Not that this time-bouncing presentation always seems to suit Alcott’s source material. Introspective, kind-hearted Beth’s subplot is oddly muted and left me nowhere near as emotionally invested in its outcome as I typically am. I was also not entirely sold on Pugh’s performance as the rambunctious Amy. While she’s terrific at bringing the youngest March sister to life at 20, I never entirely bought what she was doing when portraying the character as a 13-year-old and as such I didn’t feel like she disappeared into the role in the same way her costars do.
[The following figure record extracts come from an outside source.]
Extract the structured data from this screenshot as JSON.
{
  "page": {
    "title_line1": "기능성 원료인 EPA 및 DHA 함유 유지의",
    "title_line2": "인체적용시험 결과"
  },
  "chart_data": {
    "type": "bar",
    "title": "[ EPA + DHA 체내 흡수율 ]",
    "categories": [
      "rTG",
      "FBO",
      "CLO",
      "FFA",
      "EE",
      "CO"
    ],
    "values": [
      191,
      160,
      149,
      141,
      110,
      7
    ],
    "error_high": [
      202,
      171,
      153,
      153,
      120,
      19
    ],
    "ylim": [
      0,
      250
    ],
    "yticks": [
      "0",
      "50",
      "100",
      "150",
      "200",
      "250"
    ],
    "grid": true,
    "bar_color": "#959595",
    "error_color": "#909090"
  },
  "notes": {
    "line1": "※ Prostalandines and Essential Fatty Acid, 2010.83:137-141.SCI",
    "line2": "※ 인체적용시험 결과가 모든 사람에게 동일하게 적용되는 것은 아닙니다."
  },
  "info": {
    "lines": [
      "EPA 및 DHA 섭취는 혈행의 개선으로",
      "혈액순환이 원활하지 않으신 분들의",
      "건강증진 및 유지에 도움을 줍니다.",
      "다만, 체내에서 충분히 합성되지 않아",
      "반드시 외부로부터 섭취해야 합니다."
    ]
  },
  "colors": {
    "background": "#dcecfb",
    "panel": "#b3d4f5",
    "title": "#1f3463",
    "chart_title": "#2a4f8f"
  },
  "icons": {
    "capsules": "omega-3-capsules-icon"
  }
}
Yet none of this substantively matters. Ronan is flawless. Her scenes with Chalamet bubble with kinetically playful ferocity, while her more intimate moments with Watson (who has never been better), Scanlen, Dern, Meryl Streep (an appropriately stern Aunt March complete with pitch-perfect eyerolls), Chris Cooper (the film’s secret weapon as Laurie’s grandfather Mr. Laurence delivering a subtle, emotionally astute performance), Louis Garrel (as French professor Friedrich Bhaer, a character who’s crushing honesty will both enrage and capture Jo’s heart) and Tracy Letts (as literary editor Mr. Dashwood, playing a more vital role in the proceedings than initially meets the eye) are frequently magnificent. The Atonement and Brooklyn actress is tremendous, proving once again she is one of her generation’s finest actors.
But the real star here is Gerwig’s script. While Alexandre Desplat’s (The Shape of Water) sumptuous score, Yorick Le Saux’s (Personal Shopper) hauntingly fluid cinematography, Jess Gonchor’s (Hail, Caesar!) immaculate production design and Nick Houy’s (Mid90s) tidily precise editing are all superb, none of those components would mean a darn thing without the writer/director’s masterful reinvigoration of Alcott’s source material. Gerwig has taken the novel and made its plethora of forward-thinking themes and ideas come alive as if the author had dreamt them up here in the 21st century and not instead published them for the first time in 1869. Jo crafts her own story under the director’s watchful eye, everything building to a climactic revelation that outside of the ending of Pain and Glory might be my favorite single moment of this past year.
I don’t feel the need to compose a plot synopsis. As timeless as this story might be I do understand not everyone, everywhere is going to be familiar with Alcott’s book. Yet there’s no reason to go into this adaptation knowing all the ins and outs of what is going to transpire. It’s eight years in the lives of the March women and that’s all one needs to know, discovering the heart, hope, tragedy, chaos, friendship, imagination, love and humanity that lies at the center of this new Little Women an outright joy to behold.